Mardi, le Conseil des droits de l'homme des Nations unies a adopté la résolution exigeant du gouvernement syrien à mettre immédiatement fin aux violations des droits de l'homme et aux actes de violences et de protéger la population du pays. Il a été, par ailleurs, proposé d'adopter de nouvelles sanctions contre Bachar el-Assad et son entourage.

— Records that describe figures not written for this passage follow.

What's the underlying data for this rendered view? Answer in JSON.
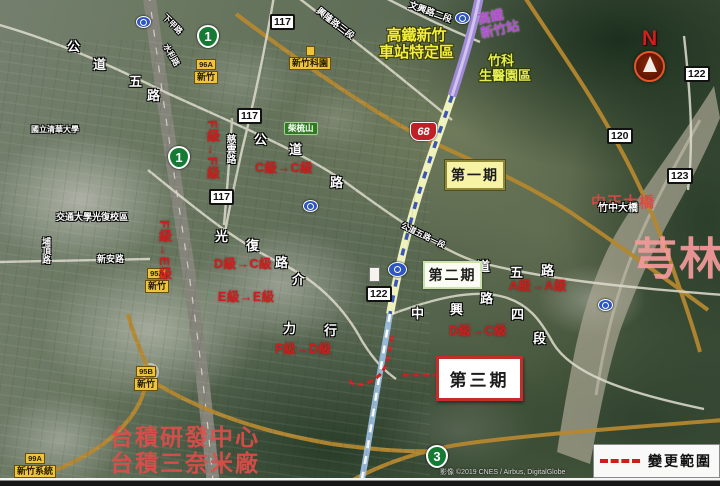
{
  "map_type": "satellite",
  "compass": {
    "north_label": "N"
  },
  "legend": {
    "label": "變更範圍"
  },
  "attribution": "影像 ©2019 CNES / Airbus, DigitalGlobe",
  "phases": [
    {
      "label": "第一期"
    },
    {
      "label": "第二期"
    },
    {
      "label": "第三期"
    }
  ],
  "grade_changes": [
    {
      "text": "F級→F級"
    },
    {
      "text": "F級→E級"
    },
    {
      "text": "C級→C級"
    },
    {
      "text": "D級→C級"
    },
    {
      "text": "E級→E級"
    },
    {
      "text": "F級→D級"
    },
    {
      "text": "A級→A級"
    },
    {
      "text": "D級→C級"
    }
  ],
  "district_labels": {
    "hsr_station": {
      "line1": "高鐵",
      "line2": "新竹站"
    },
    "hsr_district": {
      "line1": "高鐵新竹",
      "line2": "車站特定區"
    },
    "biomed_park": {
      "line1": "竹科",
      "line2": "生醫園區"
    },
    "bridge": "中正大橋",
    "qionglin": "芎林",
    "tsmc_rd": "台積研發中心",
    "tsmc_fab": "台積三奈米廠"
  },
  "route_shields": {
    "provincial": [
      {
        "number": "1"
      },
      {
        "number": "1"
      },
      {
        "number": "3"
      }
    ],
    "expressway": {
      "number": "68"
    },
    "county": [
      {
        "number": "117"
      },
      {
        "number": "117"
      },
      {
        "number": "117"
      },
      {
        "number": "120"
      },
      {
        "number": "122"
      },
      {
        "number": "123"
      },
      {
        "number": "122"
      }
    ]
  },
  "interchange_signs": [
    {
      "code": "96A",
      "name": "新竹"
    },
    {
      "code": "95A",
      "name": "新竹"
    },
    {
      "code": "95B",
      "name": "新竹"
    },
    {
      "code": "99A",
      "name": "新竹系統"
    }
  ],
  "poi_signs": {
    "science_park": "新竹科園",
    "hill": "柴梳山"
  },
  "road_labels": [
    {
      "text": "公"
    },
    {
      "text": "道"
    },
    {
      "text": "五"
    },
    {
      "text": "路"
    },
    {
      "text": "公"
    },
    {
      "text": "道"
    },
    {
      "text": "路"
    },
    {
      "text": "道"
    },
    {
      "text": "五"
    },
    {
      "text": "路"
    },
    {
      "text": "中"
    },
    {
      "text": "興"
    },
    {
      "text": "路"
    },
    {
      "text": "四"
    },
    {
      "text": "段"
    },
    {
      "text": "光"
    },
    {
      "text": "復"
    },
    {
      "text": "路"
    },
    {
      "text": "介"
    },
    {
      "text": "力"
    },
    {
      "text": "行"
    },
    {
      "text": "慈雲路"
    },
    {
      "text": "新安路"
    },
    {
      "text": "文興路二段"
    },
    {
      "text": "興隆路三段"
    },
    {
      "text": "公道五路一段"
    },
    {
      "text": "下甲路"
    },
    {
      "text": "水利路"
    },
    {
      "text": "竹中大橋"
    },
    {
      "text": "交通大學光復校區"
    },
    {
      "text": "國立清華大學"
    },
    {
      "text": "埔頂路"
    }
  ],
  "colors": {
    "grade_text": "#cf1d1d",
    "phase3_border": "#c03028",
    "hsr_line": "#a08ad6",
    "construction_dash": "#3b56b2",
    "change_scope": "#cc2020"
  }
}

La Russie, la Chine,Cuba etl'Équateur ont voté contre cette résolution. Selon le représentant permanent russe auprès de l'ONU, Valery Loschinine, elle est politisée et unilatérale. En voulant éliminer el-Assad l'Occident ne tient pas compte des démarches entreprises par ce dernier pour démocratiser le pays, dit le directeur du Centre du partenariat des civilisations auprès de l’Institut d’État (université) des relations internationales de Moscou (MGIMO), l'ancien ambassadeur russe en Libye et en Tunisie, Veniamine Popov :

« Les forces très hétéroclites – des islamistes aux associations laïques lésées par le régime – ressentent le soutien de l'Occident. Celui-ci les poussent à se réunir. Dans sa récente allocution télévisée Bachar el-Assad a dit des choses, à mon avis, très justes. L'Occident exige sa démission mais c'est par le peuple syrien que le président a été élu. Par ailleurs, le gouvernement syrien a programmé de nombreuses réformes afin de démocratiser la société. Ces réformes sont en train d'être mises en œuvre. Enfin, le plus important, c'est que le président est ouvert au dialogue avec l'opposition ».

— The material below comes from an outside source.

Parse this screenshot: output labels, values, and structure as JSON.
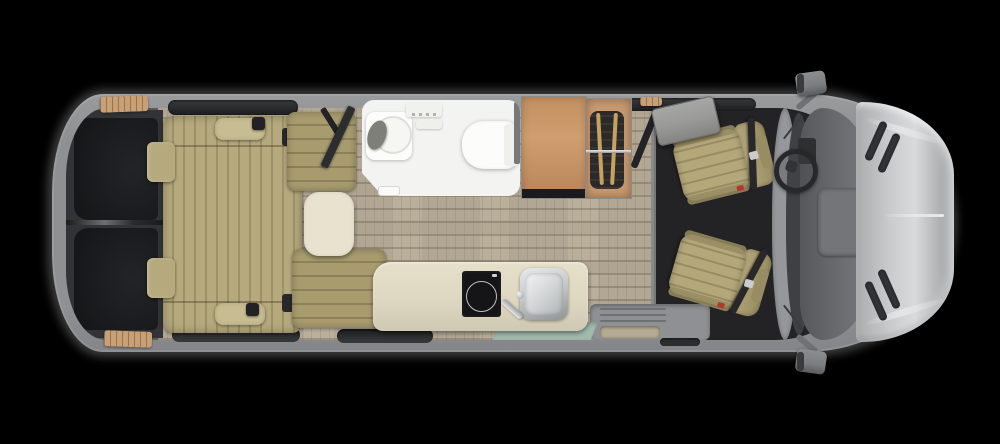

Pourtant l'Occident est bien déterminé et semble ne pas vouloir revenir sur sa position. Selon le ministre russe des Affaires étrangères Sergueï Lavrov, une intervention militaire en Syrie est peu probable. Mais l'Occident ne laissera pas tranquille le régime syrien, dit Veniamine Popov :

« La Syrie avait toujours sa position bien à elle dans le conflit palestino-israélien. A la différence de l'Egypte et de la Jordanie, elle n'a pas accepté le traité de paix le problème du plateau du Golan étant en suspens. Elle était ferme dans son soutien à la Palestine et insistait toujours sur le règlement équitable du conflit en tant que point de départ des pourparlers avec Israël. La Syrie entretient, par ailleurs, des rapports particuliers avec l'Iran. Elle est en fait le seul pays arabe lié à l'Iran par une sorte d'union. L'Iran représente une grande prise de tête pour nos amis occidentaux. Je crois que c'est cela qui rend la position occidentale à l'égard du régime syrien aussi ferme et intransigeante »

Ne pouvant pas intervenir directement, l'Occident essaye à le faire en utilisant l'opposition syrienne. Il est dès lors pratiquement impossible de faire ce que l'Occident exige de Bachar el-Assad à savoir normaliser la situation dans le pays.